The very common problem of tailgating.

Tailgating by motorists is something that rightly annoys a great many cyclists, partly because, despite it’s being very dangerous, it is so common and often deliberate. Here are two examples from a single morning commute in May 2013:

Those were examples of drivers who deliberately drove far too close behind in an attempt to intimidate a cyclist, but there are also many more who seem to be ignorant of the appropriate space to leave. I think these bus drivers may come under that category, though I’m not absolutely sure they didn’t do it deliberately:

Now, there are those who might question whether these videos really show tailgating. After all, speed and distance can be misleading in these video clips. Well, let’s analyse a recent example. Here is the video clip:

Let’s do some data analysis on that particular piece of dangerous driving:

From the original video, I passed 7 dashes of the lane markings in 166 frames of video at 30 frames per second. The dashes are spaced at 6m (TSRGD fig.1004), so I covered 42 metres in 5.53 seconds giving 7.6 m/s, or 17 mph.

From the still frame showing the car tailgating, again using the dashed lane markings as a reference, the front of the car was about 3.5 metres from my rear wheel which, at 7.6 m/s means he was driving just 0.46 seconds behind me; he was certainly less than half a second behind me.

The Highway Code recommends drivers leave at least 2 seconds between the front of their vehicle and the rear of the vehicle in front. It also says that they should leave a gap at least equal to the minimum stopping distance which, at 20mph, is 12 metres (or two full dashes of the road markings here) on a dry road. On a wet road such as this, the distance should be doubled!

So this driver was tailgating me at 1/8th of the recommended distance for the speed and conditions on the road, and he was almost certainly doing it deliberately to threaten. According to the law, threatening someone in this manner constitutes common assault, and if the threat had involved any weapon other than a motor vehicle, would probably be treated as such.

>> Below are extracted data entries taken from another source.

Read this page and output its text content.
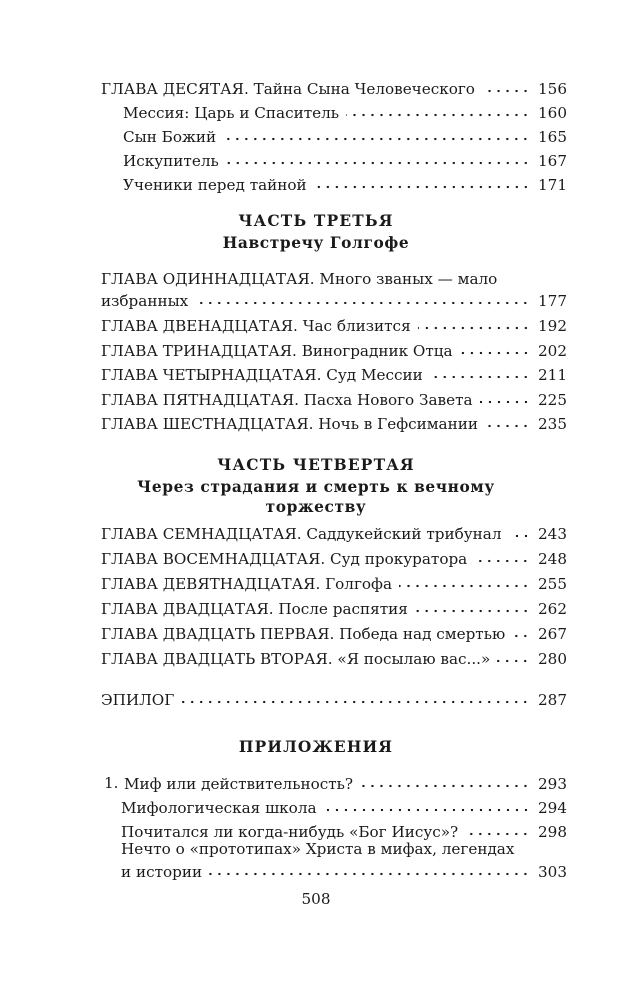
ГЛАВА ДЕСЯТАЯ. Тайна Сына Человеческого	156
Мессия: Царь и Спаситель	160
Сын Божий	165
Искупитель	167
Ученики перед тайной	171
ЧАСТЬ ТРЕТЬЯ
Навстречу Голгофе
ГЛАВА ОДИННАДЦАТАЯ. Много званых — мало
избранных	177
ГЛАВА ДВЕНАДЦАТАЯ. Час близится	192
ГЛАВА ТРИНАДЦАТАЯ. Виноградник Отца	202
ГЛАВА ЧЕТЫРНАДЦАТАЯ. Суд Мессии	211
ГЛАВА ПЯТНАДЦАТАЯ. Пасха Нового Завета	225
ГЛАВА ШЕСТНАДЦАТАЯ. Ночь в Гефсимании	235
ЧАСТЬ ЧЕТВЕРТАЯ
Через страдания и смерть к вечному
торжеству
ГЛАВА СЕМНАДЦАТАЯ. Саддукейский трибунал 243
ГЛАВА ВОСЕМНАДЦАТАЯ. Суд прокуратора	248
ГЛАВА ДЕВЯТНАДЦАТАЯ. Голгофа	255
ГЛАВА ДВАДЦАТАЯ. После распятия	262
ГЛАВА ДВАДЦАТЬ ПЕРВАЯ. Победа над смертью 267
ГЛАВА ДВАДЦАТЬ ВТОРАЯ. «Я посылаю вас...»	280
ЭПИЛОГ	287
ПРИЛОЖЕНИЯ
1. Миф или действительность?	293
Мифологическая школа	294
Почитался ли когда-нибудь «Бог Иисус»?	298
Нечто о «прототипах» Христа в мифах, легендах
и истории	303
508
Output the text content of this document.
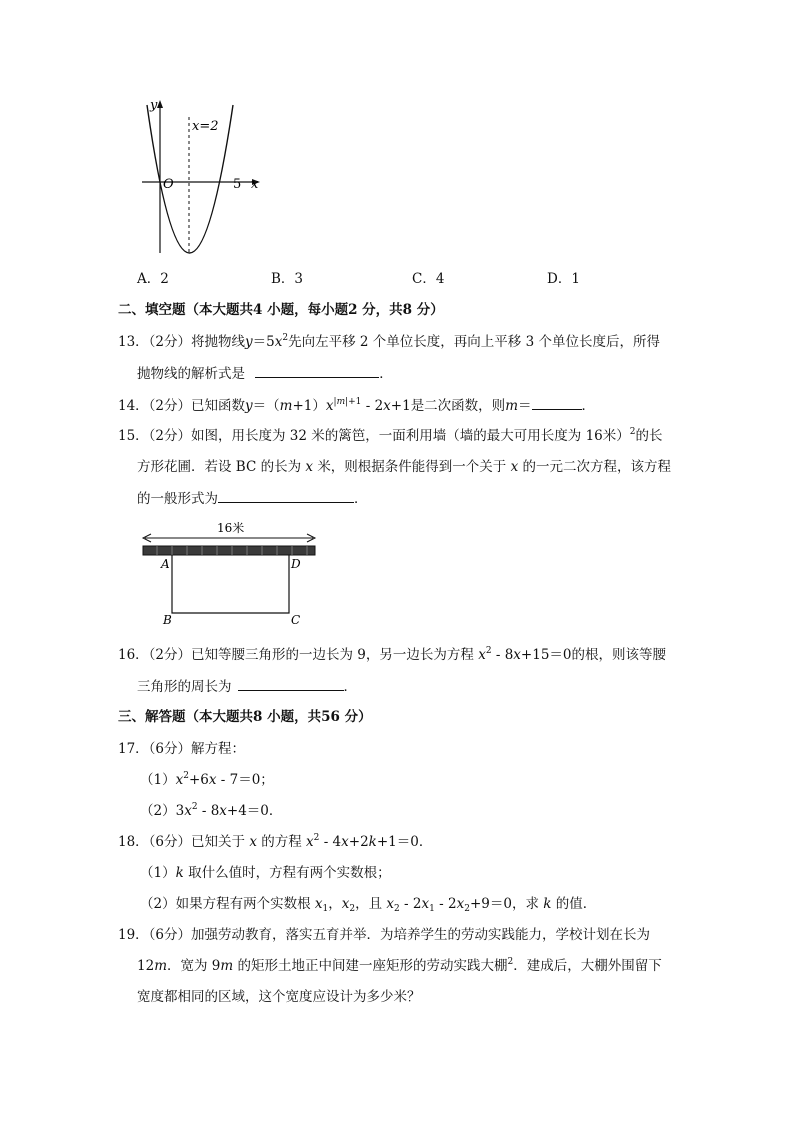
y
x
O
x=2
5
A．2	B．3	C．4	D．1
二、填空题（本大题共4 小题，每小题2 分，共8 分）
13．（2分）将抛物线$y=5x^2$先向左平移 2 个单位长度，再向上平移 3 个单位长度后，所得
抛物线的解析式是	．
14．（2分）已知函数$y=(m+1)x^{|m|+1} - 2x+1$是二次函数，则m＝	．
15．（2分）如图，用长度为 32 米的篱笆，一面利用墙（墙的最大可用长度为 16米）$^2$的长
方形花圃．若设 BC 的长为 x 米，则根据条件能得到一个关于 x 的一元二次方程，该方程
的一般形式为	．
16米
A	D
B	C
16．（2分）已知等腰三角形的一边长为 9，另一边长为方程 $x^2 - 8x+15=0$的根，则该等腰
三角形的周长为	．
三、解答题（本大题共8 小题，共56 分）
17．（6分）解方程：
$(1)x^2+6x - 7=0$；
$(2)3x^2 - 8x+4=0$．
18．（6分）已知关于 x 的方程 $x^2 - 4x+2k+1=0$．
（1）k 取什么值时，方程有两个实数根；
（2）如果方程有两个实数根 $x_1$，$x_2$，且 $x_2 - 2x_1 - 2x_2+9=0$，求 k 的值．
19．（6分）加强劳动教育，落实五育并举．为培养学生的劳动实践能力，学校计划在长为
12m．宽为 9m 的矩形土地正中间建一座矩形的劳动实践大棚$^2$．建成后，大棚外围留下
宽度都相同的区域，这个宽度应设计为多少米？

Of course, this problem is not limited to drivers who are following cyclists – I often get tailgated in the car, especially as I keep to the speed limits and wait behind cyclists until it is safe to pass – but the consequences if something goes wrong are so much more serious when it is a cyclist who is being tailgated.

The following video shows an example of a driver tailgating on a roundabout in very wet weather:

This is a particularly dangerous thing to do because roundabouts often have slippery surfaces due to commercial vehicles spilling diesel as they travel round them. The following video shows a case where, fortunately, there wasn’t an idiot tailgating me:

That fall, which happened when the front wheel slid out from under me on the greasy road surface, resulted in a bruised elbow and shoulder, which healed within a couple of weeks. Had I come off like that in the previous video, I would probably have been killed by the driver of the red car behind, and he could well be serving a prison sentence for causing death by dangerous driving.

Of course, there are many people who say things like “but the cyclist was asking for it, blocking the road like that”. So those people are saying that, because a driver disagrees with the road position a cyclist takes up, it is appropriate to threaten his/her life using a tonne or more (13 tonnes in the case of a bus) of powerful, dangerous machinery. Even if the cyclist were deliberately trying to annoy the driver, threatening their life in this way doesn’t seem like the action of a normal, sane human being. But why not think for a moment about why the cyclist might be choosing to ride in this road position.

Cyclists who have been through the Bikeability national training scheme levels 1, 2 and 3 are taught to ride well away from the kerb at all times, and to take a position in the centre of the main traffic flow in places where there is insufficient space for a motor vehicle to overtake safely. This is illustrated by many sources, including British Cycling, another British Cycling page, the Institute of Advanced Motorists, the Automobile Association, and Transport for London, to mention just a few. Note also that this advice does not change just because some idiot in a Highway Department got someone to paint some lines in the gutter; painted gutters often make it more dangerous for those cyclists that use them.

So, if you are one of those drivers who deliberately tailgate cyclists as punishment for “getting in your way”, then perhaps you should take your arrogant little head out of your arse and realise that not everything is about you!